You can get the test files here.
Next Steps
I have tried to keep this post as simple as possible and focus on the functionality of the Document AI service and calling the REST endpoint. It only scratches the surface with regard to the code you would need build a complete document processing solution.
For example, you could build an AP Invoice processing application and use the text extracted from Document AI to automatically create invoices in your ERP. This sounds great, but you still need a lot of code to look through the extracted text and pull out Vendor name, inventory items, prices etc. Also consider that every Vendor has a different invoice format so Document AI could provide inconsistent results across different formats.

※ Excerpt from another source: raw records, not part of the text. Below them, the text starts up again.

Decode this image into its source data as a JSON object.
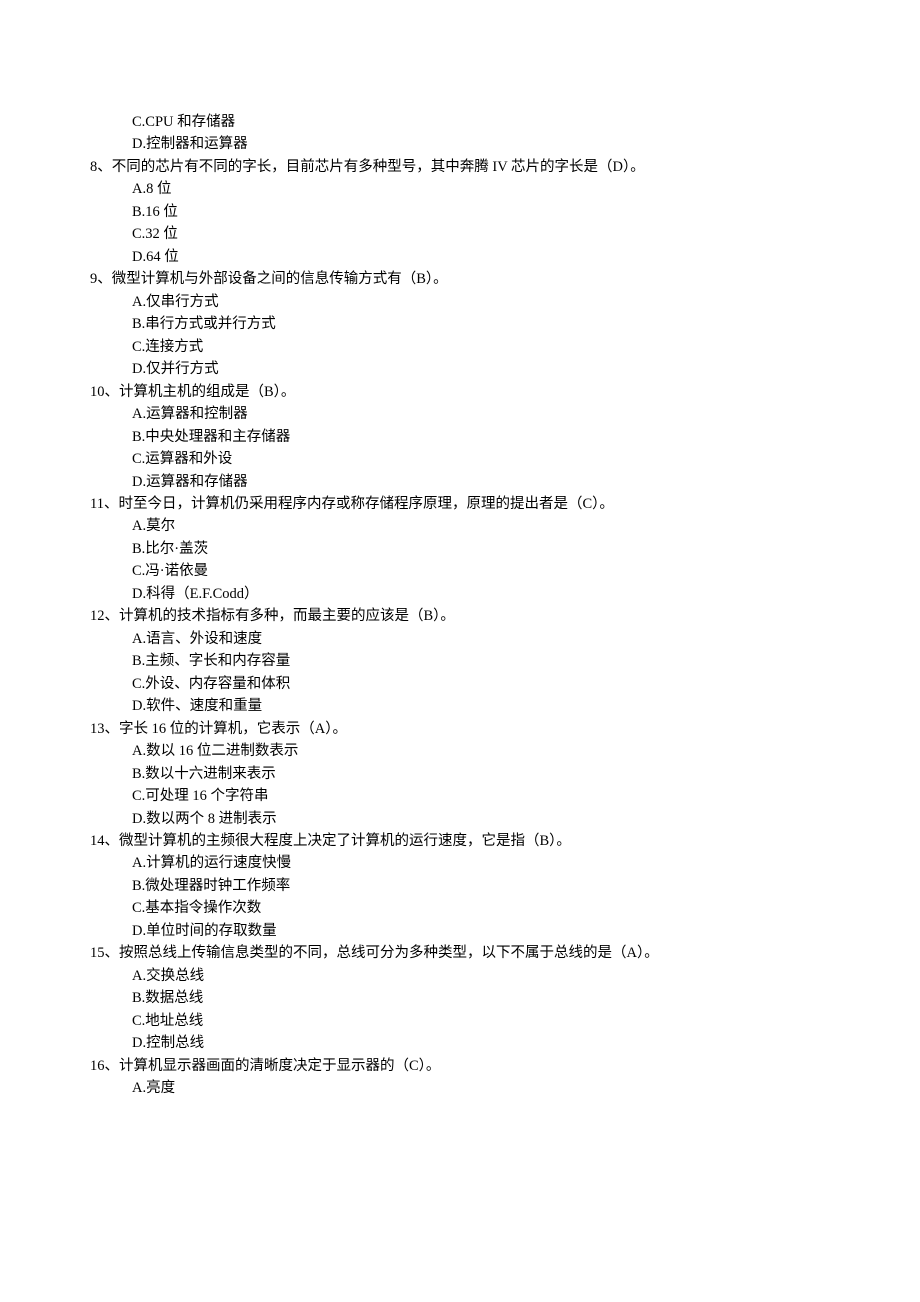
{
  "orphan_options": [
    "C.CPU 和存储器",
    "D.控制器和运算器"
  ],
  "questions": [
    {
      "number": "8、 ",
      "stem": "不同的芯片有不同的字长，目前芯片有多种型号，其中奔腾 IV 芯片的字长是（D）。",
      "options": [
        "A.8 位",
        "B.16 位",
        "C.32 位",
        "D.64 位"
      ]
    },
    {
      "number": "9、 ",
      "stem": "微型计算机与外部设备之间的信息传输方式有（B）。",
      "options": [
        "A.仅串行方式",
        "B.串行方式或并行方式",
        "C.连接方式",
        "D.仅并行方式"
      ]
    },
    {
      "number": "10、",
      "stem": "计算机主机的组成是（B）。",
      "options": [
        "A.运算器和控制器",
        "B.中央处理器和主存储器",
        "C.运算器和外设",
        "D.运算器和存储器"
      ]
    },
    {
      "number": "11、",
      "stem": "时至今日，计算机仍采用程序内存或称存储程序原理，原理的提出者是（C）。",
      "options": [
        "A.莫尔",
        "B.比尔·盖茨",
        "C.冯·诺依曼",
        "D.科得（E.F.Codd）"
      ]
    },
    {
      "number": "12、",
      "stem": "计算机的技术指标有多种，而最主要的应该是（B）。",
      "options": [
        "A.语言、外设和速度",
        "B.主频、字长和内存容量",
        "C.外设、内存容量和体积",
        "D.软件、速度和重量"
      ]
    },
    {
      "number": "13、",
      "stem": "字长 16 位的计算机，它表示（A）。",
      "options": [
        "A.数以 16 位二进制数表示",
        "B.数以十六进制来表示",
        "C.可处理 16 个字符串",
        "D.数以两个 8 进制表示"
      ]
    },
    {
      "number": "14、",
      "stem": "微型计算机的主频很大程度上决定了计算机的运行速度，它是指（B）。",
      "options": [
        "A.计算机的运行速度快慢",
        "B.微处理器时钟工作频率",
        "C.基本指令操作次数",
        "D.单位时间的存取数量"
      ]
    },
    {
      "number": "15、",
      "stem": "按照总线上传输信息类型的不同，总线可分为多种类型，以下不属于总线的是（A）。",
      "options": [
        "A.交换总线",
        "B.数据总线",
        "C.地址总线",
        "D.控制总线"
      ]
    },
    {
      "number": "16、",
      "stem": "计算机显示器画面的清晰度决定于显示器的（C）。",
      "options": [
        "A.亮度"
      ]
    }
  ]
}
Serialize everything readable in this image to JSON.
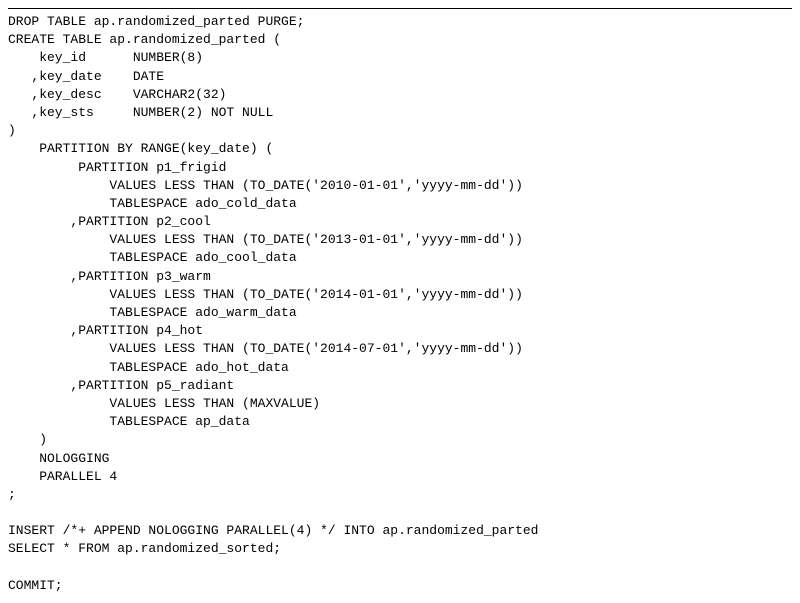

A good starting point would be to implement a semi-automated processes. For example:
- Vendors email invoices to an MS Office Mailbox
- An APEX Automation polls the Mailbox
- APEX posts invoice attachments to Object Storage
- APEX creates a record in a queue table
- APEX calls document AI and populates tables with document metadata
- Users review documents in the queue, using extracted document metadata to assist them with entering values into their ERP
Conclusion
This post will hopefully get you to a stage where you can start calling the Document AI REST Service and start processing responses from within APEX. With more and more cloud based AI services coming online, APEX developers are better situated than ever to incorporate them into their apps.
I encourage you to take the time to get one OCI REST Service up and running in your environment. Once you have one working, the others will come much more easily.